My position in this thread is that, in the very rare cases where it's an issue, it's up to the author, or--in the absence of direction--their heirs, to decide on the question posed by the title of this thread. Writing is a form of (intellectual) property, and the law seems pretty settled. Whether such publication is tasteful or appropriate is a more individual decision. Plenty of anecdotal evidence (I think) on both sides. Once can always chose not to partake, and personally, I like having that choice.

Your position (forgive me if I've misunderstood) appears to be a blanket "if it was unfinished/unsold/unpublished at time of death, then it's off limits." It's the black and white nature of your position that puzzles me, especially in the face of (a) existing law and (b) counter-examples where there would be little or no dispute that it was what the author wanted. I'm simply not seeing the logical/ethical framework that you're coming from.

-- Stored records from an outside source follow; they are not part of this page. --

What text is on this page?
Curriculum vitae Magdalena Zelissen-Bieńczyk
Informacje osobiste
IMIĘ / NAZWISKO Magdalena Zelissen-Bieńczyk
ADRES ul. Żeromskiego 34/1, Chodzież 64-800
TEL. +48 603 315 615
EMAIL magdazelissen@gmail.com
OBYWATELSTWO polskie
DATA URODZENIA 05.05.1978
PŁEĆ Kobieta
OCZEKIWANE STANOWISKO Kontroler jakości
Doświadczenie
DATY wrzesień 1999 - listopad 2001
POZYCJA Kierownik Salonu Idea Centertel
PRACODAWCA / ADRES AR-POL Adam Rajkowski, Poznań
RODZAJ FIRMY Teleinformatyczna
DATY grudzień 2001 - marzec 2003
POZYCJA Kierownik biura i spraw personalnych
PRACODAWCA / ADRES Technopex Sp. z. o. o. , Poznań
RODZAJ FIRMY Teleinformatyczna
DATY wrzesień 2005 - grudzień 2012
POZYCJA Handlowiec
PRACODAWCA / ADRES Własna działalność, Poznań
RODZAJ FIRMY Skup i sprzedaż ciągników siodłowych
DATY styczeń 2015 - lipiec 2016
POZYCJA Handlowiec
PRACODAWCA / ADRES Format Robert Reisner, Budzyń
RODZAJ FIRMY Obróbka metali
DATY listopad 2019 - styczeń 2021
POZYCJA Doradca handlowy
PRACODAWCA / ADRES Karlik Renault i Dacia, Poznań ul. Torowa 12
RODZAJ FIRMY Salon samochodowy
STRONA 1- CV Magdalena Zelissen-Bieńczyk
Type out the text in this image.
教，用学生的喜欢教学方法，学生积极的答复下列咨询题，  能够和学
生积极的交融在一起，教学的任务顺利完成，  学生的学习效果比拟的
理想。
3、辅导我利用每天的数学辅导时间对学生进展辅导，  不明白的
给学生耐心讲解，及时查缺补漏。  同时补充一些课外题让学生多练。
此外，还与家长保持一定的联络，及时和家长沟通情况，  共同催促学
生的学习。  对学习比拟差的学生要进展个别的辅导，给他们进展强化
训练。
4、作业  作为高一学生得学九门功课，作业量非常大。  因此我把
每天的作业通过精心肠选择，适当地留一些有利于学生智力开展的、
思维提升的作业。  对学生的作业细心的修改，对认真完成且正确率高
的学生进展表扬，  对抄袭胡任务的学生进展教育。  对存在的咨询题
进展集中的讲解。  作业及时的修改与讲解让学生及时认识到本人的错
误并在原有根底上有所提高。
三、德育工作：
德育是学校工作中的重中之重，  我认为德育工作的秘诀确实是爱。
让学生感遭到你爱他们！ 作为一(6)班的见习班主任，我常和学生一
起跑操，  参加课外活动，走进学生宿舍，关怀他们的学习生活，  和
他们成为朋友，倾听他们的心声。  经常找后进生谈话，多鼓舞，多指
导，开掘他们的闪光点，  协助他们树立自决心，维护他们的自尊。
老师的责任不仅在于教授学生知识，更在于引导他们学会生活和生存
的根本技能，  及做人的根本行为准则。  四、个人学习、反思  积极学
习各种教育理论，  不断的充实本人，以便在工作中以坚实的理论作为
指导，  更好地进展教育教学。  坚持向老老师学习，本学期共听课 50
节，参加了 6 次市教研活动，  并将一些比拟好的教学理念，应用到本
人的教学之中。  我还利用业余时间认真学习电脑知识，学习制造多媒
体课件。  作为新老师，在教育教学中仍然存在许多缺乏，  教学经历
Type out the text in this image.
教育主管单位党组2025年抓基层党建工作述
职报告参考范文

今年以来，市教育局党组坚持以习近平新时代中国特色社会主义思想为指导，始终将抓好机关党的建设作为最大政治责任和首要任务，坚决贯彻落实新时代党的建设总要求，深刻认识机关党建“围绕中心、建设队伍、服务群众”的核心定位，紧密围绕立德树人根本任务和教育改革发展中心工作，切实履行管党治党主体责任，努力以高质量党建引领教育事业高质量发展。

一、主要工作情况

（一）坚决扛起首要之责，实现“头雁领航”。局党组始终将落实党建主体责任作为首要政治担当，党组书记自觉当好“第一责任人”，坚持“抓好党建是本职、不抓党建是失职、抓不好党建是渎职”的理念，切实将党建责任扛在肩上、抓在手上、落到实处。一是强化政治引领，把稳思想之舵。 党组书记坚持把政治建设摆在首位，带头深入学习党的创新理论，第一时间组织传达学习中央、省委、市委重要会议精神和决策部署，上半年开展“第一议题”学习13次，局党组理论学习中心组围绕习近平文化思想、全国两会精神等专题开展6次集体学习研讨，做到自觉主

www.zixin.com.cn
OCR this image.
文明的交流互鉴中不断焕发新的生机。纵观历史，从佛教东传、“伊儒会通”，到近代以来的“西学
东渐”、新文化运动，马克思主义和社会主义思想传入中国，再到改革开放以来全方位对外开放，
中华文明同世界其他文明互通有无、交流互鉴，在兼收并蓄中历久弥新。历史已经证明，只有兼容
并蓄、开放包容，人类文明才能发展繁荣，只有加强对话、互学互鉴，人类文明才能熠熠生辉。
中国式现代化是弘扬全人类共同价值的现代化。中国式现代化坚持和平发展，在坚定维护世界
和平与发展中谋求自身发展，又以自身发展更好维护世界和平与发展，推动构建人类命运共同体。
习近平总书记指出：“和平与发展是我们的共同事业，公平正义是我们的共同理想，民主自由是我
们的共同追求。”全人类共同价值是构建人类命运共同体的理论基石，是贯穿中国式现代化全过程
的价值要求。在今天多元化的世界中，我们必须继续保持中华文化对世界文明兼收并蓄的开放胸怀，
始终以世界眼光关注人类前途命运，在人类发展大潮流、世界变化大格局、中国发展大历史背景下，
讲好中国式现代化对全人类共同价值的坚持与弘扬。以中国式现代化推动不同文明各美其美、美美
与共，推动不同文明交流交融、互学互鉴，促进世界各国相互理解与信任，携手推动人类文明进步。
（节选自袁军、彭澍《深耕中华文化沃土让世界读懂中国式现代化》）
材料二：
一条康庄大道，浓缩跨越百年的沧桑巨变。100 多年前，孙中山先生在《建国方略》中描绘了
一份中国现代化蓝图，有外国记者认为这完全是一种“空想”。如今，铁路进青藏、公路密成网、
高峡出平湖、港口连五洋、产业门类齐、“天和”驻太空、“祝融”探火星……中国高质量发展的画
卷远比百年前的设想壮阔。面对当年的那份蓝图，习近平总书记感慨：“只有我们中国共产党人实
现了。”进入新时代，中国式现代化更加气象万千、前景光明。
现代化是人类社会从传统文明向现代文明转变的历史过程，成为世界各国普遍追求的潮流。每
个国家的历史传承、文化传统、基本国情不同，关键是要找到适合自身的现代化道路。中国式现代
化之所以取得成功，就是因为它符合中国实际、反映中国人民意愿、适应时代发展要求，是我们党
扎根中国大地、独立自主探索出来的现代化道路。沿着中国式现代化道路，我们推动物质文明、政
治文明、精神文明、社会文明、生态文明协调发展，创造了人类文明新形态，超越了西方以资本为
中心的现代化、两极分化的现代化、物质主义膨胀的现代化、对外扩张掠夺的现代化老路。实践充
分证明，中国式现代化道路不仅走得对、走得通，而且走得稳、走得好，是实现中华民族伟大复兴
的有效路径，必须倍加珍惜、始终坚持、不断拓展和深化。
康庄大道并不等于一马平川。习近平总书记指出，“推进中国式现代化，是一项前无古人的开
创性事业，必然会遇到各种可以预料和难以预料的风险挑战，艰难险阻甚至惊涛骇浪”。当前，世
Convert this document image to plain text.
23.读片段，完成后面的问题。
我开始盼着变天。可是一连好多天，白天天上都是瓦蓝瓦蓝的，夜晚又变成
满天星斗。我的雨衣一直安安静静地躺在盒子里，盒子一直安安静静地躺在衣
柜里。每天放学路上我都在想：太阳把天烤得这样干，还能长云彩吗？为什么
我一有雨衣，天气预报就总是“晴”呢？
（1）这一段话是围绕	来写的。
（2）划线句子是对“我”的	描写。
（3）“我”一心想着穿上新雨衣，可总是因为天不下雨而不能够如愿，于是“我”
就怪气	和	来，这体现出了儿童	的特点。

So yes, I was poking fun at your position that, somehow, we'd all be better off not having that last work from a beloved author.

If limited to the situation described by the Kafka example (writer says destroy, executor disregards), then OK, yours seems a perfectly legitimate point of view. But applied more broadly, it seems like tilting at a windmill: it boils down to you not liking what people legally do and trying to dress it up like it's the only reasonable and ethical position that respects the writer and artistic integrity.